To overcome that, SystemTap Language has conditional compilation statements which like in C allow to disable certain paths in code. Simplest conditional compilation statements which evaluates to true if variable passed to it is present in debug information which chooses from several variables.

These options are not available in Embedded C, use traditional preprocessor there. Finally, if some probe is missing from kernel, script compilation will fail. DTrace allow to ignore such errors by passing -Z command line option. In SystemTap you may add? Notes - unless you are running Solaris 11 which was deprecated and obsoleted many of its system calls.. References Conditional compilation Stability 22 Module 1: Dynamic tracing tools.

Every script is a set of probes, and each of them binds to a certain event in kernel or application, for example dispatching of a process, parsing SQL query, etc. Each probe may have a predicate which acts as a filter of unnecessary probes, i. Each script consists of global variables declarations followed by probes, and possibly function declarations.

Conditional branch in DTrace may be emulated using predicates, and also a limited support of ternary operator? It converts received pointer to a type struct dentry, extracts string from it and returns it.

Note that there is a delay of 1 millisecond between loop cycles, but it won't be noticed due to larger buffer switching intervals. Probes Definition Probe - is a handler of kernel or application event. When probe is installed into kernel or application, so it can handle such event, we will call it attaching a probe or binding a probe. When event occurs and probe code is executing, we will say probe is firing.

To satisfy this requirements, tracing languages provide mechanisms of defining probes. Definition of SystemTap probe begins with probe keyword followed by probe name and body of probe handler. Name is a dotted-symbol sequence, where each symbol may have optional parameters in braces.

SystemTap supports wildcards in probe names or several probe names in probe clause if you need to use same handler for multiple probes. For example: probe kernel. Provider is a hint to DTrace on how to attach a probe. Different providers usually have different mechanisms of attachment.

Function and Module are relate to a code location where probe will be installed. Name and optional parameters provide meaningful names to a event which will be handled in a probe. Probe names may be combined using comma, and have multiple probes attached to same event, for example in SystemTap: probe syscall.

If DTrace or SystemTap fail to find a probe, it will abort script translation. To overcome that, use -Z option can be supplied to dtrace or question mark has to be added to a probe name in SystemTap: probe kernel. Function boundary tracing Function boundary tracing is the largest and most generic class of tracing.

Function boundary probes attach to entry point or exit hence bounds from a function. Since most functions begin with saving stack and end with retq or similar instruction, tracer simply patches that instruction, by simply replacing it to interrupt or call depending on a platform. Function probe name ends with suffix defining a point in function where probe should be attached:.After that, I started to apply code reading on my work, because sources always have most actual and full information than user documentation.
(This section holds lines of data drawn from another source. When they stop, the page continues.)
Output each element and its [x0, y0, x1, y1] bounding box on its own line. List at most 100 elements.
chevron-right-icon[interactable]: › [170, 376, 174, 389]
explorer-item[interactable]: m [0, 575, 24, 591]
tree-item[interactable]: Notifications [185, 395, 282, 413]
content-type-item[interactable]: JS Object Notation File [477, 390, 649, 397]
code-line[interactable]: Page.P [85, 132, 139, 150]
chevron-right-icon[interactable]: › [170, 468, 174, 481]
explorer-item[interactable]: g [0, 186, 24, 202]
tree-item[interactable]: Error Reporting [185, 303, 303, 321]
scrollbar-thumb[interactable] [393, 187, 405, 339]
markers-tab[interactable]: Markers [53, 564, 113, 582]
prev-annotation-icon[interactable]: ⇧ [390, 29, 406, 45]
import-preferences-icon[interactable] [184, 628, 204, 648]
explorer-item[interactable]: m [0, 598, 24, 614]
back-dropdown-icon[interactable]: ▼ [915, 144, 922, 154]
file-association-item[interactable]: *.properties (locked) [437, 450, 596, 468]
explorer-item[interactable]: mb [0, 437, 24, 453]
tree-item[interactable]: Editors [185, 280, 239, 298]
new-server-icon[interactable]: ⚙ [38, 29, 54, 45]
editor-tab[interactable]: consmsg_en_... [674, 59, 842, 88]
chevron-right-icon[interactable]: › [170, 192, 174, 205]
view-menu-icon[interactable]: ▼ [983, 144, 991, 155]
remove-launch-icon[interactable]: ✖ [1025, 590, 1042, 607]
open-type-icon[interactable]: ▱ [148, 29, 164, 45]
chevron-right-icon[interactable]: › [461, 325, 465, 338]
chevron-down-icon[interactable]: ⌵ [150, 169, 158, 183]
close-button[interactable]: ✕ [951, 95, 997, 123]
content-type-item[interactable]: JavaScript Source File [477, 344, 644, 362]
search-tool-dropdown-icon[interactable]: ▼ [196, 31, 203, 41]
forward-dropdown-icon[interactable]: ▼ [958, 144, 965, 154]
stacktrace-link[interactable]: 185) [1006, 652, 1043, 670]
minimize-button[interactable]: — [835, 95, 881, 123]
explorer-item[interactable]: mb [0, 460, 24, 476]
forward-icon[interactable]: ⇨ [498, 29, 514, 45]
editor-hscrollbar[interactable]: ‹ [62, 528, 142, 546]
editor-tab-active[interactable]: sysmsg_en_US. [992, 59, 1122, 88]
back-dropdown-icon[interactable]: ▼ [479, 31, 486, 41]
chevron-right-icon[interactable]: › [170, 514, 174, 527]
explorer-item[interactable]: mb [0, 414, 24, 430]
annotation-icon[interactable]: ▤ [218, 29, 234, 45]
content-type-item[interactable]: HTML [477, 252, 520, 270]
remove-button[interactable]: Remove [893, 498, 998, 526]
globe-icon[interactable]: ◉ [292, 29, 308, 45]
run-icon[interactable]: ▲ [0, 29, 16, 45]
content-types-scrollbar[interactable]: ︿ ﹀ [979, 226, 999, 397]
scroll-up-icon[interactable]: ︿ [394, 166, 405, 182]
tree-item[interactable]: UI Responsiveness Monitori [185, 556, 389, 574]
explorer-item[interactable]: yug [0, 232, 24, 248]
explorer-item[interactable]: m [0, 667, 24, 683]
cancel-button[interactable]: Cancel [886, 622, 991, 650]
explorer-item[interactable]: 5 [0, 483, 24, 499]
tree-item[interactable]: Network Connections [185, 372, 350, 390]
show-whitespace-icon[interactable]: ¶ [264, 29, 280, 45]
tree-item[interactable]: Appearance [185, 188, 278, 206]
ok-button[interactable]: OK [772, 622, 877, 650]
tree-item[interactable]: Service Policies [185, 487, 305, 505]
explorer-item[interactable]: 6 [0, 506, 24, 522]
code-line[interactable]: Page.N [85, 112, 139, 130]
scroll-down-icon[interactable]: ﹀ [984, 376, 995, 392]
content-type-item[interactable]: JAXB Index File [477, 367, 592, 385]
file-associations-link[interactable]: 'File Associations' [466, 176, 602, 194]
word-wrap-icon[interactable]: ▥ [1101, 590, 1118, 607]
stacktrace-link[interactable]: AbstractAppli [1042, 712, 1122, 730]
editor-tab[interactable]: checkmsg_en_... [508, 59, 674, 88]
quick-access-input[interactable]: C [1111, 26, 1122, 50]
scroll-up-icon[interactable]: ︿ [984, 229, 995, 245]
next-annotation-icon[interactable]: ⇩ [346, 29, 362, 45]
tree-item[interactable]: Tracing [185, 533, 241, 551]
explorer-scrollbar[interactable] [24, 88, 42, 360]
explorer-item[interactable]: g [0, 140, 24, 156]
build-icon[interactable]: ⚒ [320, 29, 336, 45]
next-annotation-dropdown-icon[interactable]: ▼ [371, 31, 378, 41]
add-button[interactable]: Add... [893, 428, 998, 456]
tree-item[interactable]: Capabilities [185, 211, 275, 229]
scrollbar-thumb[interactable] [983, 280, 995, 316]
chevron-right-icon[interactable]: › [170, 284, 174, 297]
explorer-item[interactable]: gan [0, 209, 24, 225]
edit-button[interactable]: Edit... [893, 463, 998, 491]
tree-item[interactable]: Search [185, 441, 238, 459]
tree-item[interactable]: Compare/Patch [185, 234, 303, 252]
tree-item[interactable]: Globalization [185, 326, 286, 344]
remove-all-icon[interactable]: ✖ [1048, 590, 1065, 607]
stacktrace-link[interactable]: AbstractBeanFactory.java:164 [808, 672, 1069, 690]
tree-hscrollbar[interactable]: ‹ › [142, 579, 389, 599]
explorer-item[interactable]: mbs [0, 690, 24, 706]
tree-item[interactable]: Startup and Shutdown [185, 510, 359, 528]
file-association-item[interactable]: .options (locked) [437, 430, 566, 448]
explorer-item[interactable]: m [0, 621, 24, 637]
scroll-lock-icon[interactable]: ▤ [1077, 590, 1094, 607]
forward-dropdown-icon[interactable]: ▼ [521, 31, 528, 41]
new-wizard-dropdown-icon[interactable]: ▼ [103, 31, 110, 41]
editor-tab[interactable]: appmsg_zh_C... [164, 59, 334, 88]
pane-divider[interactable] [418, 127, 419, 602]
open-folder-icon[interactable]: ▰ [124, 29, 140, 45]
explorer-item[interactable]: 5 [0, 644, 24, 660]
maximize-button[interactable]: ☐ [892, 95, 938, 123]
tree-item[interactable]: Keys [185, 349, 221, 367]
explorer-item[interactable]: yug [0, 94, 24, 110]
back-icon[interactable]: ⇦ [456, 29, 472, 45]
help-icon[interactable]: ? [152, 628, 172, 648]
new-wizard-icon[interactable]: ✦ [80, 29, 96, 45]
In the end of draft of this book was prepared. DTrace can detect the corruption as it cannot match the remembered stored value and the loaded value at that memory address. A probe that fires may analyze the run-time situation by accessing the call stack and context variables and evaluating expressions; it can then print out or log some information, record it in a database, or modify context variables.

Safari Books. Both DTrace and SystemTap are also using special handlers for in-kernel pagefaults, that will disable panic and handle fault if it was caused by tracing. DTrace primitives DTrace provides a serial of primitives that help to capture security-sensitive data access events.

ODESSA from Virginia
Review my other articles. I have always been a very creative person and find it relaxing to indulge in rugby league sevens. I am fond of reading comics awkwardly.